To train tabular model (on fastai V 2.7.12)

My database is unbalanced, how can I apply oversampling / class weights during model training?
Thanks
Moran

Class weights would be set in your loss function. Here is an example of applying class weights for 4 classes:

class_weights=torch.FloatTensor([1.,64.,8.,1.]).cuda()
loss_fn = CrossEntropyLossFlat(axis=1, weight=class_weights)

A simple way to oversample more rare classes is just to duplicate them.

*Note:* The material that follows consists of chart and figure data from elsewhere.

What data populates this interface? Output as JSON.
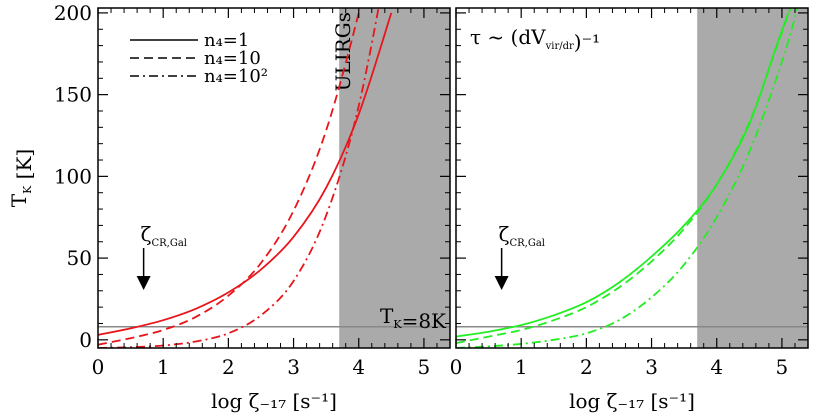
{
  "chart_data": [
    {
      "type": "line",
      "xlabel": "log ζ₋₁₇ [s⁻¹]",
      "ylabel": "T_K [K]",
      "xlim": [
        0,
        5.4
      ],
      "ylim": [
        -5,
        203
      ],
      "x_ticks": [
        "0",
        "1",
        "2",
        "3",
        "4",
        "5"
      ],
      "y_ticks": [
        "0",
        "50",
        "100",
        "150",
        "200"
      ],
      "color": "#e8151b",
      "shaded_region": {
        "from": 3.7,
        "to": 5.4,
        "label": "ULIRGs",
        "color": "#aaaaaa"
      },
      "hline": {
        "y": 8,
        "label": "T_K=8K",
        "color": "#888888"
      },
      "arrow": {
        "x": 0.7,
        "label": "ζ_CR,Gal"
      },
      "legend": [
        {
          "name": "n₄=1",
          "style": "solid"
        },
        {
          "name": "n₄=10",
          "style": "dashed"
        },
        {
          "name": "n₄=10²",
          "style": "dashdot"
        }
      ],
      "series": [
        {
          "name": "n₄=1",
          "style": "solid",
          "x": [
            0,
            0.5,
            1,
            1.5,
            2,
            2.5,
            3,
            3.5,
            4,
            4.5
          ],
          "values": [
            3,
            7,
            12,
            19,
            29,
            43,
            63,
            93,
            138,
            200
          ]
        },
        {
          "name": "n₄=10",
          "style": "dashed",
          "x": [
            0,
            0.5,
            1,
            1.5,
            2,
            2.5,
            3,
            3.5,
            4,
            4.2
          ],
          "values": [
            -3,
            1,
            6,
            14,
            27,
            47,
            79,
            128,
            200,
            240
          ]
        },
        {
          "name": "n₄=10²",
          "style": "dashdot",
          "x": [
            0,
            0.5,
            1,
            1.5,
            2,
            2.5,
            3,
            3.5,
            4,
            4.5
          ],
          "values": [
            -5,
            -4.5,
            -3.5,
            -1,
            4,
            15,
            36,
            76,
            143,
            245
          ]
        }
      ]
    },
    {
      "type": "line",
      "xlabel": "log ζ₋₁₇ [s⁻¹]",
      "ylabel": "",
      "annotation": "τ ~ (dV_vir/dr)⁻¹",
      "xlim": [
        0,
        5.4
      ],
      "ylim": [
        -5,
        203
      ],
      "x_ticks": [
        "0",
        "1",
        "2",
        "3",
        "4",
        "5"
      ],
      "color": "#22ee22",
      "shaded_region": {
        "from": 3.7,
        "to": 5.4,
        "color": "#aaaaaa"
      },
      "hline": {
        "y": 8,
        "color": "#888888"
      },
      "arrow": {
        "x": 0.7,
        "label": "ζ_CR,Gal"
      },
      "series": [
        {
          "name": "n₄=1",
          "style": "solid",
          "x": [
            0,
            0.5,
            1,
            1.5,
            2,
            2.5,
            3,
            3.5,
            4,
            4.5,
            4.9,
            5.1
          ],
          "values": [
            2,
            5,
            9,
            15,
            23,
            35,
            51,
            70,
            95,
            132,
            178,
            200
          ]
        },
        {
          "name": "n₄=10",
          "style": "dashed",
          "x": [
            0,
            0.5,
            1,
            1.5,
            2,
            2.5,
            3,
            3.5,
            4,
            4.5,
            4.9,
            5.15
          ],
          "values": [
            -2,
            2,
            6,
            12,
            20,
            32,
            48,
            68,
            95,
            133,
            177,
            205
          ]
        },
        {
          "name": "n₄=10²",
          "style": "dashdot",
          "x": [
            0,
            0.5,
            1,
            1.5,
            2,
            2.5,
            3,
            3.5,
            4,
            4.5,
            5,
            5.25
          ],
          "values": [
            -5,
            -4,
            -2.5,
            0,
            4,
            12,
            26,
            46,
            75,
            115,
            170,
            205
          ]
        }
      ]
    }
  ]
}
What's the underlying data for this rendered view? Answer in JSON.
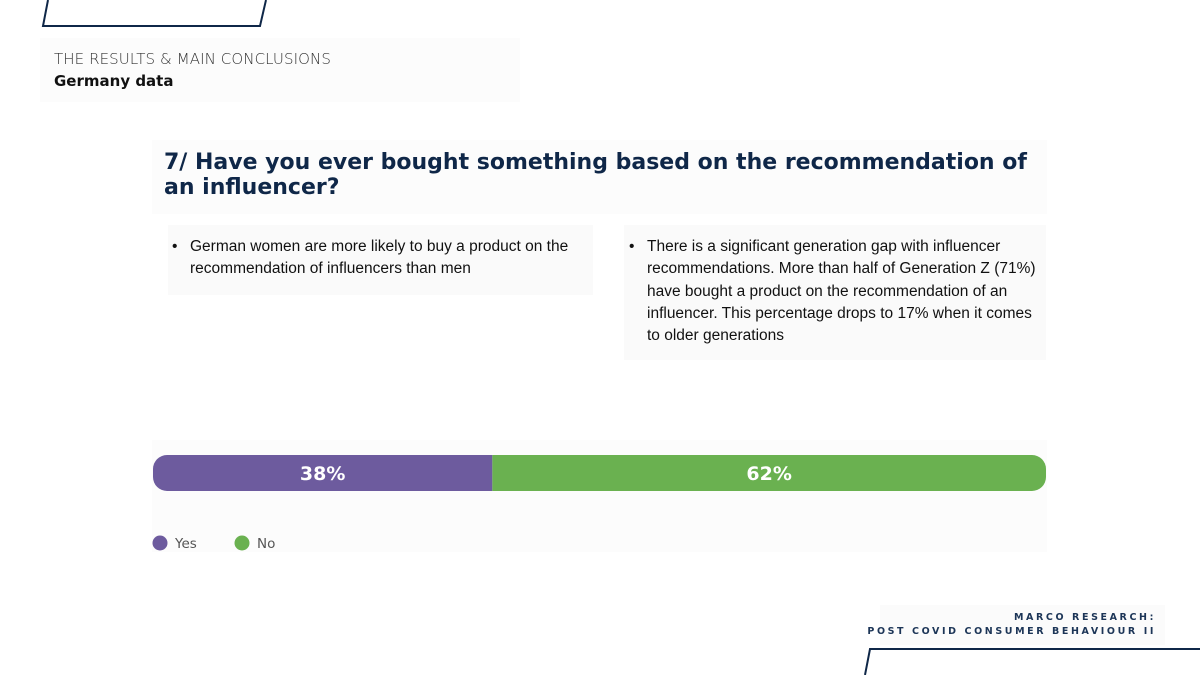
{
  "header": {
    "title": "THE RESULTS & MAIN CONCLUSIONS",
    "subtitle": "Germany data"
  },
  "question": "7/ Have you ever bought something based on the recommendation of an influencer?",
  "notes": {
    "left": "German women are more likely to buy a product on the recommendation of influencers than men",
    "right": "There is a significant generation gap with influencer recommendations. More than half of Generation Z (71%) have bought a product on the recommendation of an influencer. This percentage drops to 17% when it comes to older generations"
  },
  "footer": {
    "line1": "MARCO RESEARCH:",
    "line2": "POST COVID CONSUMER BEHAVIOUR II"
  },
  "colors": {
    "yes": "#6d5b9e",
    "no": "#6ab150",
    "accent": "#1c3557"
  },
  "chart_data": {
    "type": "bar",
    "orientation": "horizontal",
    "stacked": true,
    "normalized_percent": true,
    "categories": [
      ""
    ],
    "series": [
      {
        "name": "Yes",
        "values": [
          38
        ],
        "label": "38%",
        "color": "#6d5b9e"
      },
      {
        "name": "No",
        "values": [
          62
        ],
        "label": "62%",
        "color": "#6ab150"
      }
    ],
    "xlim": [
      0,
      100
    ],
    "grid": false,
    "legend": "bottom-left"
  }
}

For tabular data I would think this wouldn’t really affect the storage size meaningfully.

1 Like

Thanks a lot for your response
I get the following error message

You named your loss function variable loss_fn when you created it but loss_func when you are passing it to your learner constructor.

1 Like

Or, alternatively, use the weighted data loader (search for it in the docs)

Thanks all!